Culture is the way that people do things, in its basic form it’s ‘how stuff gets done around here’. Think your organisation doesn’t have a culture, think again. I work with dozens of big organisations and they all have their own unwritten formula as to how they behave, interact with people and make decisions. Still, can’t get your head around it? Think about your own family, you probably don’t agreed ways of working, regulation, guidelines but you will have a particular way of behaving with each other which is probably different from the family next door. You have your own cultures!

When is a culture ‘bad’?
Primarily when it doesn’t fit with the underlying purpose of the organisation and increasingly with the morals and values of society at large. Think about what the NHS stands for and how mismatched it seems the behaviours have been. The two just don’t add up. The outcome is that we decide it’s wrong and it makes us very cross!

So who decides on the culture?
We all do – leaders, employees, joe blogs in the street. Certainly there’s an argument that leaders have a central role to play in setting the tone of an organisation. In Daniel Kahneman’s book ‘Thinking Fast Thinking Slow’ he talks about the influencing power the first person to speak in a group has……it essentially sets the tone for our own opinion and how we do things. But largely, we’ll fall into line with the norm, if everyone else is doing it, it much just be how we do things round here, right? This is the bit where we all join in.
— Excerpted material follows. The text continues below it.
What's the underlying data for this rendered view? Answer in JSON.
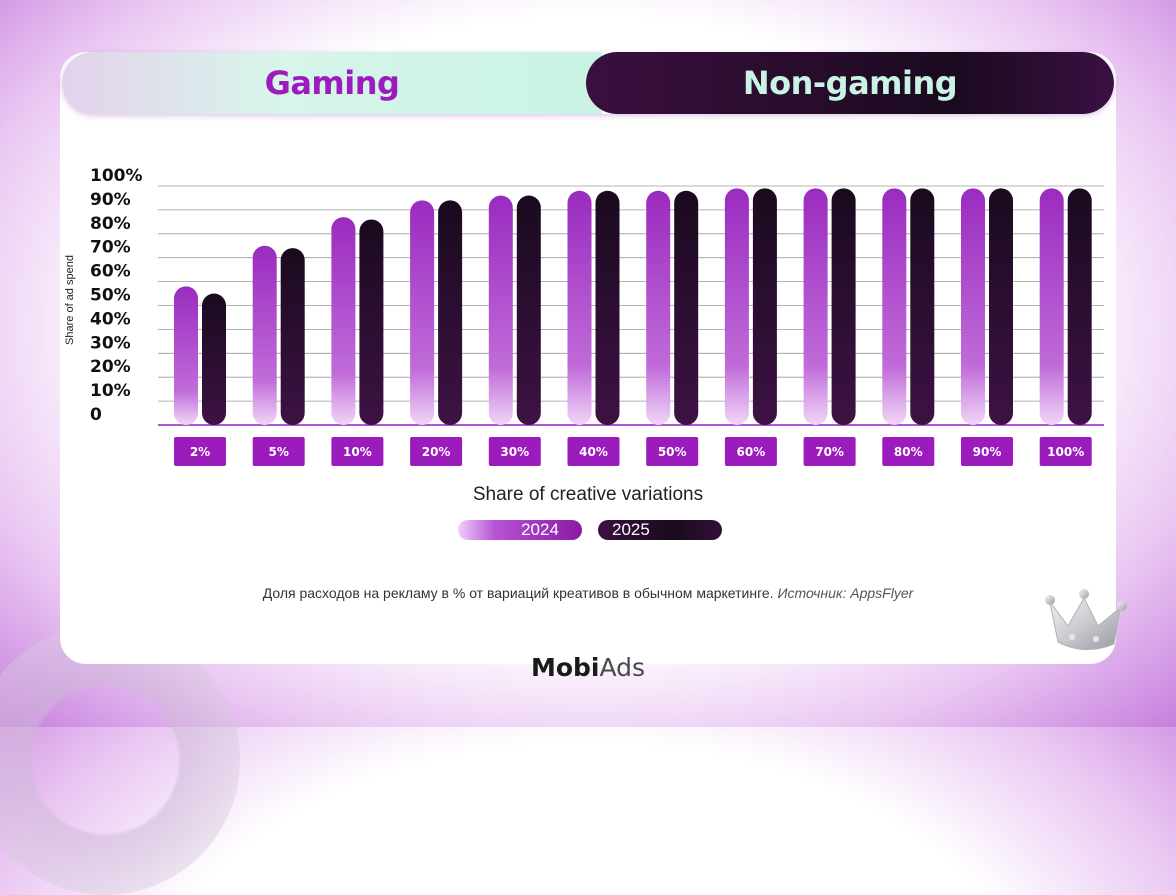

Is it possible to change the culture?
Of course, the world continually changes doesn’t it? For example, think about how many people now take bags to the supermarket instead of relying on carrier bags. Carrier bags aren’t illegal, there have been some incentives to nudge us in that direction but ultimately we have choice and in a relatively short amount of time we’ve all organised ourselves to make this possible.

Do what does it take?
Lots of things and probably nothing you haven’t heard before. Trust, listening, humility, education, regulation and incentive. But ultimately you need to want the new culture and want it enough that you’re prepared to undergo inconvenience, tough conversations deal with any attention you draw to yourself. It starts with you.